Built-in HTTP Exceptions

pest provides a set of HTTPException exception subclasses that you can use out of the box:

  • BadRequestException (HTTP 400)
  • UnauthorizedException (HTTP 401)
  • ForbiddenException (HTTP 403)
  • NotFoundException (HTTP 404)
  • MethodNotAllowedException (HTTP 405)
  • NotAcceptableException (HTTP 406)
  • ProxyAuthenticationRequiredException (HTTP 407)
  • RequestTimeoutException (HTTP 408)
  • ConflictException (HTTP 409)
  • GoneException (HTTP 410)
  • PreconditionFailedException (HTTP 412)
  • PayloadTooLargeException (HTTP 413)
  • UnsupportedMediaTypeException (HTTP 415)
  • ImATeapotException (HTTP 418)
  • UnprocessableEntityException (HTTP 422)
  • InternalServerErrorException (HTTP 500)
  • NotImplementedException (HTTP 501)
  • BadGatewayException (HTTP 502)
  • ServiceUnavailableException (HTTP 503)
  • GatewayTimeoutException (HTTP 504)
  • HttpVersionNotSupportedException (HTTP 505)

So, instead of raising a generic HTTPException, you can raise a more specific exception, which helps to make your code more expressive.

from pest.exceptions import NotFoundException
 
@get("/{id}")
def get(self, id: int) -> HauntedHouse:
    house = self.service.get_by_id(id)
 
    if not house:
        raise NotFoundException(detail="House not found")

Custom Exception Handlers

The exception handling layer is extensible, which means you can define your own exception handlers to handle specific exceptions or even override the built-in ones.

While the generic exception handler is enough for most cases, you might want additional control over how exceptions are handled in your application.

Let's say you want to return a custom JSON response when a HauntedHouseNotFoundException is raised.

async def haunted_house_not_found(
    request: Request, exc: HauntedHouseNotFoundException
) -> JSONResponse:
    """Handles HauntedHouseNotFoundException exceptions"""
    return JSONResponse(
        status_code=404,
        content={"message": f"House {exc.id} not found"},
    )

To register this handler, you need to add it to the exception_handlers list during the application initialization.

app = Pest.create(
    exception_handlers={
        HauntedHouseNotFoundException: haunted_house_not_found
    }
)

exception_handlers is a dictionary where the keys are the exception types and the values are corresponding exception handlers.

Now, when a HauntedHouseNotFoundException is raised, the haunted_house_not_found handler will be called and the response returned by it will be sent to the client.
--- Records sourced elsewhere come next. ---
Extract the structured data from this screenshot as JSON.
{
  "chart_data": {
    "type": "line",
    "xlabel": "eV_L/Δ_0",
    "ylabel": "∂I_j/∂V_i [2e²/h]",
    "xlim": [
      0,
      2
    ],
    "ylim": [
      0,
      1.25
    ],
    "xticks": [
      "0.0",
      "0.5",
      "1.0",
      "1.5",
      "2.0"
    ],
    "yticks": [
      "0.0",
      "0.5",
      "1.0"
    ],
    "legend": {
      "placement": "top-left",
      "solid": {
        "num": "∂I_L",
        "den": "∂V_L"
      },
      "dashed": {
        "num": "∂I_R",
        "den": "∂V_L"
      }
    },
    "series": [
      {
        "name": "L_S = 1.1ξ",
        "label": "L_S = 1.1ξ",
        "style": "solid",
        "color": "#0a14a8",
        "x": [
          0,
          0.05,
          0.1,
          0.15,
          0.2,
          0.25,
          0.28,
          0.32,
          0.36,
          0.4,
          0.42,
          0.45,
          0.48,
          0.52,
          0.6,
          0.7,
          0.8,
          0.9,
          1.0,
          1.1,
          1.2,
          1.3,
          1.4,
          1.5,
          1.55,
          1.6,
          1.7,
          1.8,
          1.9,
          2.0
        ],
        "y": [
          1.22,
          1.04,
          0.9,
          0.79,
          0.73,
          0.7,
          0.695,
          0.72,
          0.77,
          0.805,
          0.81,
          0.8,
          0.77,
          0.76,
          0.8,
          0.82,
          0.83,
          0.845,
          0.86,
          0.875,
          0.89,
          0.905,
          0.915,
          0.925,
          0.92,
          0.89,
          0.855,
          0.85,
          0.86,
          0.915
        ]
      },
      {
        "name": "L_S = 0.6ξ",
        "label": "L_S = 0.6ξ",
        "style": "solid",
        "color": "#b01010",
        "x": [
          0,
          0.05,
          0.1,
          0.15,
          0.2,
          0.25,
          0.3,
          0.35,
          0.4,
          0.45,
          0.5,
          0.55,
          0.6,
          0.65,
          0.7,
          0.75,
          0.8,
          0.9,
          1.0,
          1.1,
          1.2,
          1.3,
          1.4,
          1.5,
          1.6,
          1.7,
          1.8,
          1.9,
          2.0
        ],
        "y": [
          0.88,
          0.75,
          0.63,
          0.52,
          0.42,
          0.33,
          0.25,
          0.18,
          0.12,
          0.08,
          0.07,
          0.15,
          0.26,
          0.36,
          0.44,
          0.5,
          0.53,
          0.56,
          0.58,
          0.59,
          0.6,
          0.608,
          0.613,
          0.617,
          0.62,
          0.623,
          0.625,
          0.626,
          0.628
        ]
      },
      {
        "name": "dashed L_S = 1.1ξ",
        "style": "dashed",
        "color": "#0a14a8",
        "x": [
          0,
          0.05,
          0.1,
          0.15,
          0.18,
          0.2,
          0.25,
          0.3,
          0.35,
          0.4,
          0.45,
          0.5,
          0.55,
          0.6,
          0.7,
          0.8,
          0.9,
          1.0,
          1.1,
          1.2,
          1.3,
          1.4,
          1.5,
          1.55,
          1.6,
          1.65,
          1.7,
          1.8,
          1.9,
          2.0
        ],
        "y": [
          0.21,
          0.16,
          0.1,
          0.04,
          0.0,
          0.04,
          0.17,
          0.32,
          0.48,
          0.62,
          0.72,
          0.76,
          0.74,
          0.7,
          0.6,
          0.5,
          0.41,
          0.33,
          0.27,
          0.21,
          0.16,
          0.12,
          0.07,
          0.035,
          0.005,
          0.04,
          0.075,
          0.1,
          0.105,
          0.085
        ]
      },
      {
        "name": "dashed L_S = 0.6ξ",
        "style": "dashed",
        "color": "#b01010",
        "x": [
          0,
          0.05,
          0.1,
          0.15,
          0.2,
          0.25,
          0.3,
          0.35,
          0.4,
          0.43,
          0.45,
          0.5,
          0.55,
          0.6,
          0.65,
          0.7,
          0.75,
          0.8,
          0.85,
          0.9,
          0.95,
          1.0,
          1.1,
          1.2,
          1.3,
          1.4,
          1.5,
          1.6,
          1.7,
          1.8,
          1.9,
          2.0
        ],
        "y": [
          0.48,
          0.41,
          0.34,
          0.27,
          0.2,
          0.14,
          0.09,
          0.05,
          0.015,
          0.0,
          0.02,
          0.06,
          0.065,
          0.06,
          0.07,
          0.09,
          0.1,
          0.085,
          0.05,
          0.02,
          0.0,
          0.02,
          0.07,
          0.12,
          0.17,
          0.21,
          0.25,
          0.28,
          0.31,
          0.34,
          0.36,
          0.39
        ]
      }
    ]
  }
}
In this case, the response will be:

{
    "message": "House 1 not found"
}

Other ways to register exception handlers

add_exception_handler method

That's not the only way to register exception handlers. You can also use the add_exception_handler method of the pest application instance.

app = Pest.create()
 
app.add_exception_handler(
    HauntedHouseNotFoundException, haunted_house_not_found
)

pest also provides a decorator that can be used to register multiple exception handlers at once.

app = Pest.create()
 
self.add_exception_handlers(
    [
        (HauntedHouseNotFoundException, haunted_house_not_found),
        (HauntedHouseAlreadyExistsException, haunted_house_already_exists),
    ]
)

exception_handler decorator

You can also use the exception_handler decorator to register exception handlers.

app = Pest.create()
 
@app.exception_handler(HauntedHouseNotFoundException)
async def haunted_house_not_found(
    request: Request, exc: HauntedHouseNotFoundException
) -> JSONResponse:
    """Handles HauntedHouseNotFoundException exceptions"""
    return JSONResponse(
        status_code=404,
        content={"message": f"House {exc.id} not found"},
    )

Per-Controller and Per-Route Exception Filters

Attaching exception handlers to specific controllers or routes is yet not supported by pest, but it's on the roadmap.